Le profil Amina, de Sophie Deraspe, sera projeté chez Station Vu cette semaine. C’est l’occasion de vivre une expérience hors du commun : celle d’un film qui évolue à la frontière de la fiction, du polar, du documentaire et de la politique.

Mme Deraspe signe ici une œuvre particulière et brillante. Un film qui raconte l’histoire d’amour entre deux jeunes femmes gaies, Amina Arraf, révolutionnaire américano-syrienne, et Sandra Bagaria, jeune montréalaise qui a connu Amina sur le web. Mais Le profil Amina montre surtout à quel point Internet a transformé notre rapport avec la réalité, de manière insidieuse, à tous les plans : personnel, sociétal, politique, médiatique.

Sophie Desrapse nous emmène rapidement un peu partout dans le monde à la recherche d’Amina, qui anime un blogue devenu célèbre, A Gay Girl in Damascus (une fille gaie à Damas), dont la popularité explose alors que s’enclenche le Printemps arabe et, surtout, la révolution Syrienne. Pendant que l’histoire sanglante s’écrit au Moyen-Orient, Amina et Sandra entretiennent une relation amoureuse en ligne jusqu’à son kidnapping par la police secrète syrienne.
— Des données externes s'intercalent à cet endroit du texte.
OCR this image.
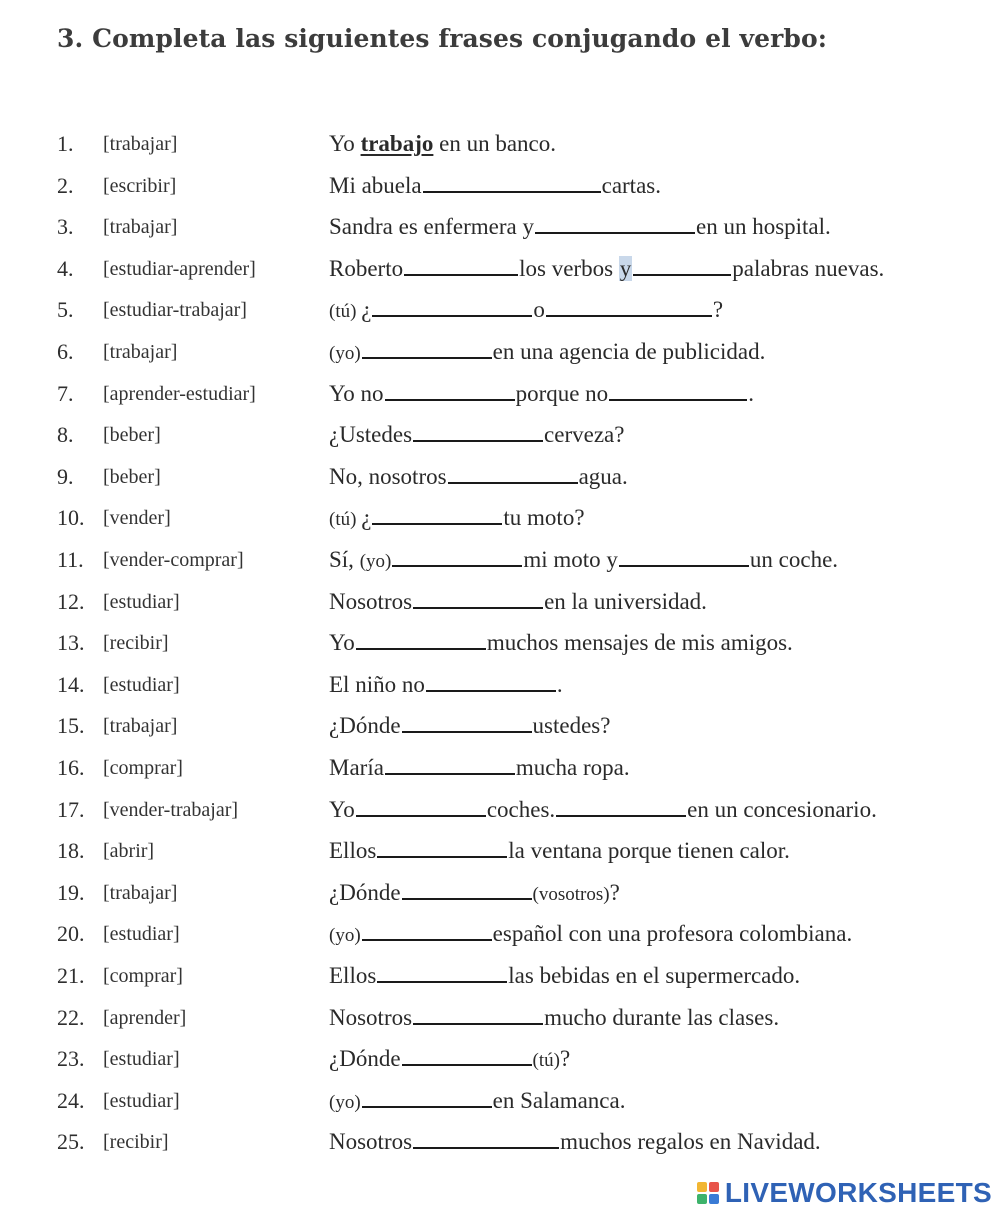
3. Completa las siguientes frases conjugando el verbo:
1. [trabajar]	Yo trabajo en un banco.
2. [escribir]	Mi abuela	cartas.
3. [trabajar]	Sandra es enfermera y	en un hospital.
4. [estudiar-aprender]	Roberto	los verbos y	palabras nuevas.
5. [estudiar-trabajar]	(tú) ¿	o	?
6. [trabajar]	(yo)	en una agencia de publicidad.
7. [aprender-estudiar]	Yo no	porque no	.
8. [beber]	¿Ustedes	cerveza?
9. [beber]	No, nosotros	agua.
10. [vender]	(tú) ¿	tu moto?
11. [vender-comprar]	Sí, (yo)	mi moto y	un coche.
12. [estudiar]	Nosotros	en la universidad.
13. [recibir]	Yo	muchos mensajes de mis amigos.
14. [estudiar]	El niño no	.
15. [trabajar]	¿Dónde	ustedes?
16. [comprar]	María	mucha ropa.
17. [vender-trabajar]	Yo	coches.	en un concesionario.
18. [abrir]	Ellos	la ventana porque tienen calor.
19. [trabajar]	¿Dónde	(vosotros)?
20. [estudiar]	(yo)	español con una profesora colombiana.
21. [comprar]	Ellos	las bebidas en el supermercado.
22. [aprender]	Nosotros	mucho durante las clases.
23. [estudiar]	¿Dónde	(tú)?
24. [estudiar]	(yo)	en Salamanca.
25. [recibir]	Nosotros	muchos regalos en Navidad.
LIVEWORKSHEETS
L’enlèvement déclenchera une campagne internationale pour la faire libérer, car on la croit menacée de viol, de torture et de mort.

Mais avant l’enlèvement, A Gay Girl in Damascus est devenu un phénomène mondial sur le web et dans les médias conventionnels. Un article dans le vénérable journal britannique The Guardian décrit le phénomène, ce qui lui ajoute une aura mondiale.

Le film se transforme en une sorte d’enquête journalistique qui nous emmène à Montréal, aux États-Unis, en Europe et au Moyen-Orient, où la réalisatrice, souvent accompagnée par Mme Bagaria, tente de retrouver Amina et, surtout, dialogue avec ceux et celles qui ont joué un rôle dans cette enquête aux multiples ramifications, qui a tout d’un polar et d’un thriller politique et d’espionnage. On en vient par se demander qui est réellement Amina? Et on finit par connaître son vrai visage.

Le film est intéressant parce qu’on voit à quel point le web peut influencer le cours de l’histoire de façon sournoise. Pendant que l’histoire rocambolesque d’Amina se déploie dans les médias planétaires, « des gens meurent seuls, dans le noir en Syrie » dénonce un révolutionnaire. Sophie Desraspe s’attaque ici à la question de l’identité et de la communication à l’ère du Web 2,0. On est un peu ébranlé et ému comme, on s’en doute, la réalisatrice l’a été, quand elle a décidé de faire un film sur l’histoire d’Amina, au moment de son kidnapping. Elle connaissait déjà les détails de cette histoire, car Sandra Bagaria est l’amie personnelle de la réalisatrice. Le profil Amina a fait partie de la sélection officielle du film de Sundance cette année.